In boatbuilding, planks can be fixed to the frames using oak trenails, wedged at each end and driven into blind holes in the frames. Used for splitting mating surfaces, flanges and wedging split fasteners, this range of fox wedges are useful in the engineering industry. The tenoned rail should be as dry as possible and it is worth drying on a radiator or other source of dry heat. While I’ve not used one in actual making work, I do use a version of the technique, (sans dovetailing the mortise) when I do repair work on chairs and tables where the extant joints loosened a few years prior and the piece has remained in use. The wedges then serve to fill the gaps causing the play, giving a mechanical boost to the strength of the joint and allowing glue to work properly.

I was going to ask what the forklift driver is going to say on Monday morning, but then I saw they were scrap! Eventually I took one of the forks back to work and cut it into fox wedges using the metal cutting bandsaw.

Though we never cut through a section as I did, it is comforting to see just how the wedges work to both compress the wood fibres and also close off any and all relevant air pockets and that there is zero splitting. Drilling a hole to strengthen a slot or right-angle is a classic trick, distributing the forces that would otherwise tend to be concentrated at the intersection of the two planes. I started off making 6 wedges, two for myself and two for two other fitters on the day team, then I made 4 more for two of the shift fitters.
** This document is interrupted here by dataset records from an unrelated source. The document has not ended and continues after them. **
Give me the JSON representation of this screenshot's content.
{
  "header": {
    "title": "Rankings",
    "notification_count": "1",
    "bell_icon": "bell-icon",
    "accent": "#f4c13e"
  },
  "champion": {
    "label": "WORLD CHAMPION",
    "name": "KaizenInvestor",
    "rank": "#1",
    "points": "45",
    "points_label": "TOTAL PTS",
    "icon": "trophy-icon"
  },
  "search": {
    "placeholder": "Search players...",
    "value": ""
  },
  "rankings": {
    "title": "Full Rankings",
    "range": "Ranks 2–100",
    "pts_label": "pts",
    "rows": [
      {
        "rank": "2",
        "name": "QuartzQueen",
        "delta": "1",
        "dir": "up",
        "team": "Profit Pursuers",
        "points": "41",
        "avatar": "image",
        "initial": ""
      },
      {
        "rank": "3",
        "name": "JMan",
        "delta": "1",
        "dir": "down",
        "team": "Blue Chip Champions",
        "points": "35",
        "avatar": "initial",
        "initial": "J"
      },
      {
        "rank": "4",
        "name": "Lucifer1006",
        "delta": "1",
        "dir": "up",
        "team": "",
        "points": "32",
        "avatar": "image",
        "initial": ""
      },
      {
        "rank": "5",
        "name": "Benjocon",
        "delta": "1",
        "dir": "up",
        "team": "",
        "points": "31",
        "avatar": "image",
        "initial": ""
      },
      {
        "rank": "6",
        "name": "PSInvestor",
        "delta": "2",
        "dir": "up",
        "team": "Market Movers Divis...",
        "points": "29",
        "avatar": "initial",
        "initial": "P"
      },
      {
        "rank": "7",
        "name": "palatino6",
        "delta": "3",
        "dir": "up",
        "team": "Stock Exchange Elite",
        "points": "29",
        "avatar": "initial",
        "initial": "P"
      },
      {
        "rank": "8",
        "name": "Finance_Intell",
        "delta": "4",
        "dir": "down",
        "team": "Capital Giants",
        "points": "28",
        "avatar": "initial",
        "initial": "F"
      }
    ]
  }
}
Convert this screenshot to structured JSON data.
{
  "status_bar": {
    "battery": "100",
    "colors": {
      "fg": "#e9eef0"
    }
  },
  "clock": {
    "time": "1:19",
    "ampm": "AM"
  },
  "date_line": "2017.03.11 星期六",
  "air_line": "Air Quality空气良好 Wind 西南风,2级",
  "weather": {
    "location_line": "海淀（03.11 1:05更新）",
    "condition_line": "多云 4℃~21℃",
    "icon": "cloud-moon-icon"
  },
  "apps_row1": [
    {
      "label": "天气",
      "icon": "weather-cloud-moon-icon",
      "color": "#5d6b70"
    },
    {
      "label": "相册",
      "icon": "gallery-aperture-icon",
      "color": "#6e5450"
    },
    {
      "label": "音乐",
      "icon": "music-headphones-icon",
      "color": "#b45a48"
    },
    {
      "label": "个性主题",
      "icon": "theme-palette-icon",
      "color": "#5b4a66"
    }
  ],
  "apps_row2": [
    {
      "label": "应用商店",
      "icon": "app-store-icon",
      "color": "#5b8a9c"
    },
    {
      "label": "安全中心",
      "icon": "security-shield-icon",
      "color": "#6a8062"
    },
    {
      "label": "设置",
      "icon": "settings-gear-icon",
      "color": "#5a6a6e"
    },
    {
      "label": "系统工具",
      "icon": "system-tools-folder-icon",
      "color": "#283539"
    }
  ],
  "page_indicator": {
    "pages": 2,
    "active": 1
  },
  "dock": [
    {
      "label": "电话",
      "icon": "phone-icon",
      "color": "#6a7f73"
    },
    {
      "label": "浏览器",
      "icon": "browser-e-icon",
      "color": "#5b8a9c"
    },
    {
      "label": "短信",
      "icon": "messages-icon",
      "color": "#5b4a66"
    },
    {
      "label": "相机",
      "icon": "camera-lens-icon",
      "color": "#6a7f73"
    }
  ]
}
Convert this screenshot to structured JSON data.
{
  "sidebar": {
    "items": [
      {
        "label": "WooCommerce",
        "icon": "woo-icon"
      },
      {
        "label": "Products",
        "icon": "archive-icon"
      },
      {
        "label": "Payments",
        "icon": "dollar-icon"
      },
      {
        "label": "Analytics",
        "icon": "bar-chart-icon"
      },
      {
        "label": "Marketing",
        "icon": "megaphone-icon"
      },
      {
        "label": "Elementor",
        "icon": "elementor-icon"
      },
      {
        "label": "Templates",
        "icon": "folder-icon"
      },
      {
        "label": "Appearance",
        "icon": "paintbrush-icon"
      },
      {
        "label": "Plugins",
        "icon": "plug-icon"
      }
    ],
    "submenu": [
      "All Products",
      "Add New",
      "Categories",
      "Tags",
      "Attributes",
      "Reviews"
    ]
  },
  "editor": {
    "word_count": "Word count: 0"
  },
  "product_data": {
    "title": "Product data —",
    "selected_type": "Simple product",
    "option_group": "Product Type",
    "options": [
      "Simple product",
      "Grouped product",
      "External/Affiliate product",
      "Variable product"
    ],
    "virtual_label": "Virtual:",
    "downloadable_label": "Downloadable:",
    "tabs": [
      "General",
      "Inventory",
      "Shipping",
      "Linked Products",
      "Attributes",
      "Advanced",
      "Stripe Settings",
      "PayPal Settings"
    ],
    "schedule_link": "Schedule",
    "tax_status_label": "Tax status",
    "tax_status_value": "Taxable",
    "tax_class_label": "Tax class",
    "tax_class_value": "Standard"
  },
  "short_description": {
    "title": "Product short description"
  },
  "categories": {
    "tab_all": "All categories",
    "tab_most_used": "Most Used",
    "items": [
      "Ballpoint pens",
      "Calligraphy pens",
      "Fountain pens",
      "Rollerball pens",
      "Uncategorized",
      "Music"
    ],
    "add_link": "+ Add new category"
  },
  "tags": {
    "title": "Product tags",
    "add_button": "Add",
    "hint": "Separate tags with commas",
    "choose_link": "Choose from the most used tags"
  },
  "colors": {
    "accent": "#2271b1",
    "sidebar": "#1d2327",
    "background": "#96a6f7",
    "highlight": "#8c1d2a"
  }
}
In a video I once saw the same technique used in wooden boatbuilding when fastening the outer boards of the hull to the frames with wooden (round) plugs. Key to a good fox wedging of the tenon is straight, knot-free, non-fractious grain in the tenon area. First, chop the mortise to the exact width of the tenon with no allowances to the wide width of the tenon. When this happens, you rely on glue alone, which may well hold, but the idea of the joint is to create additional mechanical strength within the wood and the whole joint — integrity — integrated, whole, complete. when cutting the saw kerf, is it generally safe (and perhaps necessary) to cut at least 3/4 the depth of the tenon?I’ve always been wary of draw bore pinning quarter sawn oak tenons because I’ve always been afraid that the area between the pin and the tip of the tenon would split along the grain. Many woods are known more individually for their pliability and this will help you determine whether one or two will work in your project.